Miro exhibition on the second floor was interesting, now my mind is no longer closed to modern art. If you think back to the time these things were produced, when they were new and not worn out parodies, the 'assassination of painting' would have been a very interesting concept and probably quite radical. The trouble is once you've seen a bit of sandpaper stuck on some canvas or a knotted rope glued over a daubed background or a frame without a canvas or a canvas burned away or an old tin with some bits and pieces stuck on and the whole cast in bronze, well then you get the message and expand your definition of art to include everything and there is nothing left to see except variations on the theme. I can only get excited by it in its original context of novelty and subversion. Without that it's just another collection of easily reproducible objects that have precious more to offer than any other randomly chosen items put in nice cases or framed on white walls and well-lit.
Finished off with sundown in the park; beautiful girls, heat, spring. Reading Tolstoy's Childhood, Boyhood, Youth during breaks of play.
Swifts screaming above the streets, overpowering scent of wisteria on the way home.
Lovely day. Beautiful blue sky and spring green trees. Felt great. I suspect a large part of yesterday's malaise was actually because I hadn't slept properly. Refreshed today and was able to really enjoy trip to the Thyssen. Incredible collection. Doubts about the point of art are still there, but frankly it's a nice way to spend an hour or two.
Lovely afternoon in the park. Smell of the blossom, sounds of the fountains, happiness of all the people on their national holiday in the sun.
Booked a flight to Santorini in a couple of weeks, I'm beside myself with excitement.
Woke up at midday, disoriented. Want to know that I'll be in one place for a while, but I won't.
Cafe for lunch, but what minimal vegetarian options were on the menu weren't actually available. Tortilla it was, again.
Stroll and sit and drink at the park. Blue sky, bright green leaves, fountains, and yet mild sense of panic. All the ingredients for a pleasant ttime, but most of all I felt anxious and unsure. No doubt with time I will just reformulate it in my memory to be the perfect holiday my photos depict, as is tradition.
The worries surface when I lack pressing exigencies to distract myself from the ever-present existential turmoil that is constantly rumbling somewhere inside. Dreadful sleeping habit doesn't help.
As someone said to me tonight, there needs to be a challenge. Spain is too easy, the culture is familiar, the people look familiar, the things to do are the things I always do.
Focus on the small things. Don't try to get the big picture. No one actually particularly cares about you or thinks about you, so do what you want. It doesn't matter what other people think. Being positive is a choice and it's the only one that makes sense.
That said I'm sick of my meaningless empty art and wish I had something to say or feeling to express (other than ennui). It's all been said by Tolstoy in What is Art.
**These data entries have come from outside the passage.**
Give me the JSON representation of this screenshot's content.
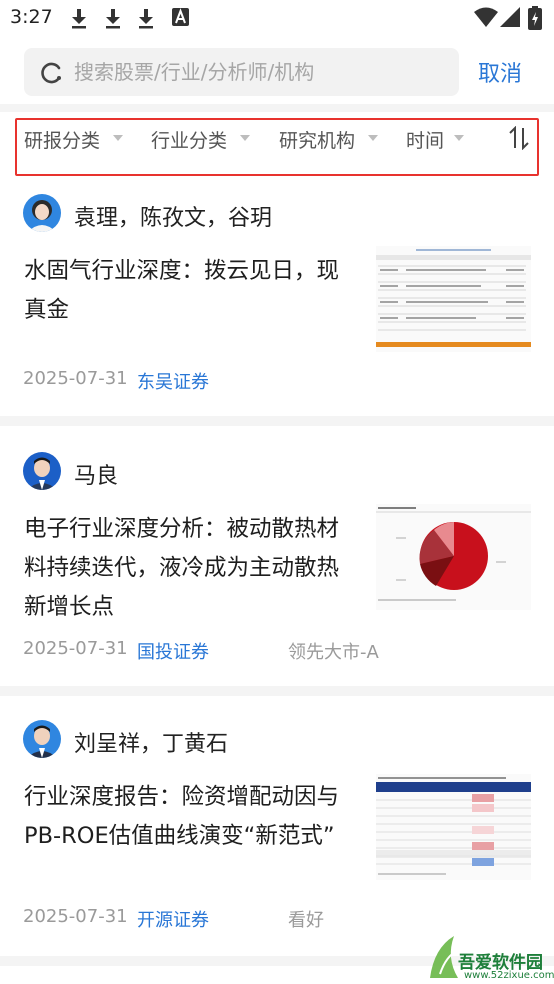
{
  "status_bar": {
    "time": "3:27",
    "icons": [
      "download-icon",
      "download-icon",
      "download-icon",
      "a-icon",
      "wifi-icon",
      "signal-icon",
      "battery-icon"
    ]
  },
  "search": {
    "placeholder": "搜索股票/行业/分析师/机构",
    "cancel_label": "取消"
  },
  "filters": {
    "items": [
      "研报分类",
      "行业分类",
      "研究机构",
      "时间"
    ],
    "sort_icon": "sort-icon",
    "highlight_color": "#e8332e"
  },
  "reports": [
    {
      "authors": "袁理，陈孜文，谷玥",
      "title": "水固气行业深度：拨云见日，现真金",
      "date": "2025-07-31",
      "org": "东吴证券",
      "rating": ""
    },
    {
      "authors": "马良",
      "title": "电子行业深度分析：被动散热材料持续迭代，液冷成为主动散热新增长点",
      "date": "2025-07-31",
      "org": "国投证券",
      "rating": "领先大市-A"
    },
    {
      "authors": "刘呈祥，丁黄石",
      "title": "行业深度报告：险资增配动因与PB-ROE估值曲线演变“新范式”",
      "date": "2025-07-31",
      "org": "开源证券",
      "rating": "看好"
    }
  ],
  "watermark": {
    "text": "吾爱软件园",
    "url": "www.52zixue.com"
  },
  "colors": {
    "accent": "#2a77d6",
    "filter_border": "#e8332e",
    "pie_main": "#c8101c"
  }
}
Train from Barcelona to Madrid. Beautiful countryside, unpeopled pastoral idylls flashing by. Crumbled stone huts, irrigation, olives, a sprawling green field with beautiful old trees dotted ponderously throughout.
Can see the altitude rise by the lower cloud level, can feel it too.
Bigger apartment here, very pleased to have space. Food mishap when I forgot that mussaka isn't vegetarian... Came very close to intentionally eating meat for the first time in years and years. Only thing stopping me is habit really.
Flitted around the city, but was too tired to form any distinct impressions. Likewise with the Prado which I ducked into for an hour, but rushed through with all the other tourists in something of a haze.